The new job must be learned the hard way, one expensive step after another. As a result, cost-conscious TV stations still rely on network news shows, wire-service newsreels, or on such local "newscasts" as an announcer sitting at a desk reading bulletins, or a display of still pictures, headlines and press-service bulletins flashed on a screen.
Camera Chase. To learn the new job, some newspaper-owned stations, such as the New York Daily News's WPIX, the Chicago Tribime's WGN-TV and the Fort Worth Star-Tele gram's WBAP-TV, have set up separate TV desks, with a staff of newsmen and newsreel and TV cameramen. Even with all that, covering live spot news is often impossible. For example, when a freight plane crashed in Jamaica, N.Y. two weeks ago (TIME, April 14), a WPIX camera crew found it could not send on-the-spot broadcasts, though it was only ten miles from the station; a ridge was between it and the station's transmitter. Moreover, even getting to the scene of the news is often a problem, since TV camera crews cannot be shunted around as easily as reporters and photographers can. But RCA may soon help overcome that. It is working on a one-man, portable camera-transmitter that weighs only 53 Ibs., hopes to make a TV cameraman almost as mobile as a reporter with copy-paper and pencil.
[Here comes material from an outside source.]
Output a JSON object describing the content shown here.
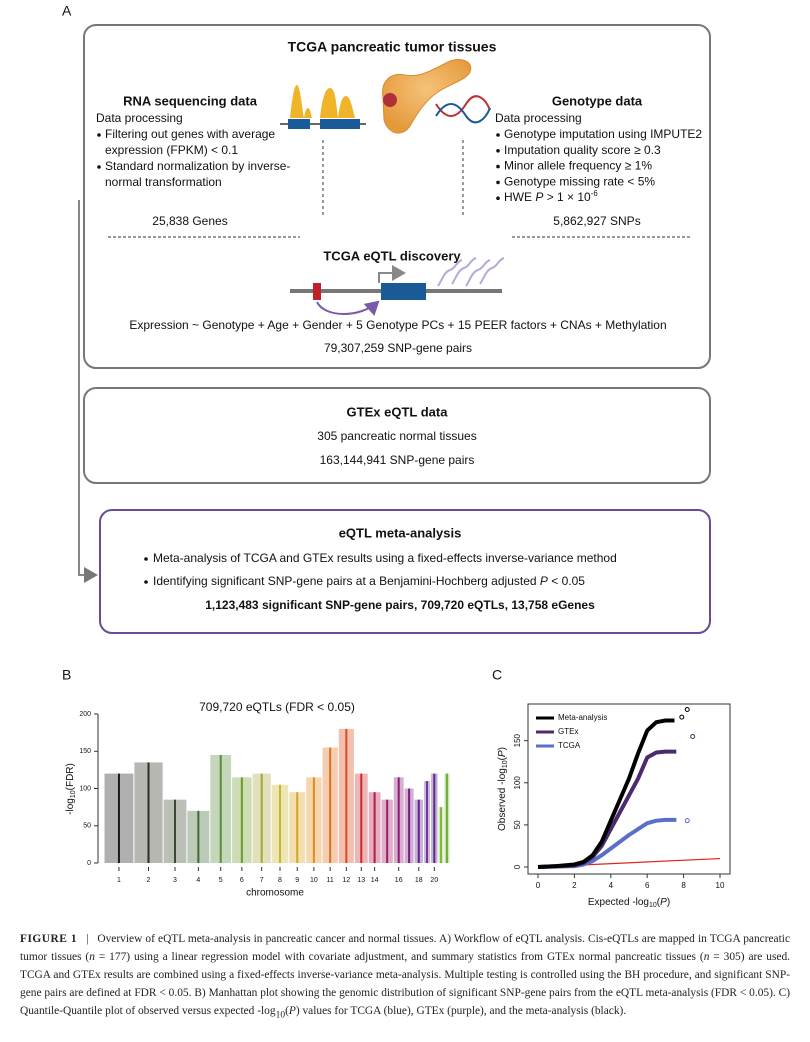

Despite the troubles, those willing to spend money on TV coverage think the results are worth it, especially as advertisers snap up TV news shows. The Los Angeles Times's and the Mirror's KTTV has one of the most energetic newspaper-owned TV news setups in the U.S., including fourteen staffers and camera crews. It thinks $5,470 a week for TV news-gathering is well spent. One of its best local stunts: when a three-year-old girl disappeared recently, the station assigned four cameras (TV and newsreel) to the hunt. Three followed the search party and another, set up in the girl's home, was able to catch her reunion with her mother.
No Competition. For all its faults, TV coverage has already added new worries for newspaper reporters. On a big story, the principals often have little time to talk to newsmen: they want to do all their talking in front of TV cameras. Still cameramen, who have sweated to get good pictures, have been beaten by pictures snapped from the TV screen in the office. And editors, sitting before a TV set in the office, have often been able to point out caustically things that their reporters on the spot have missed.
However, most newspapers are no longer afraid of competition from TV news. Even such shows as the Kefauver hearings have hurt newspaper sales little. Said the Los Angeles Times's Night Managing Editor Earl Craven: "Instead of being in competition with us, we find the station helps our circulation. Seeing the pictures whets the public's appetite . . . And they go out and buy the paper."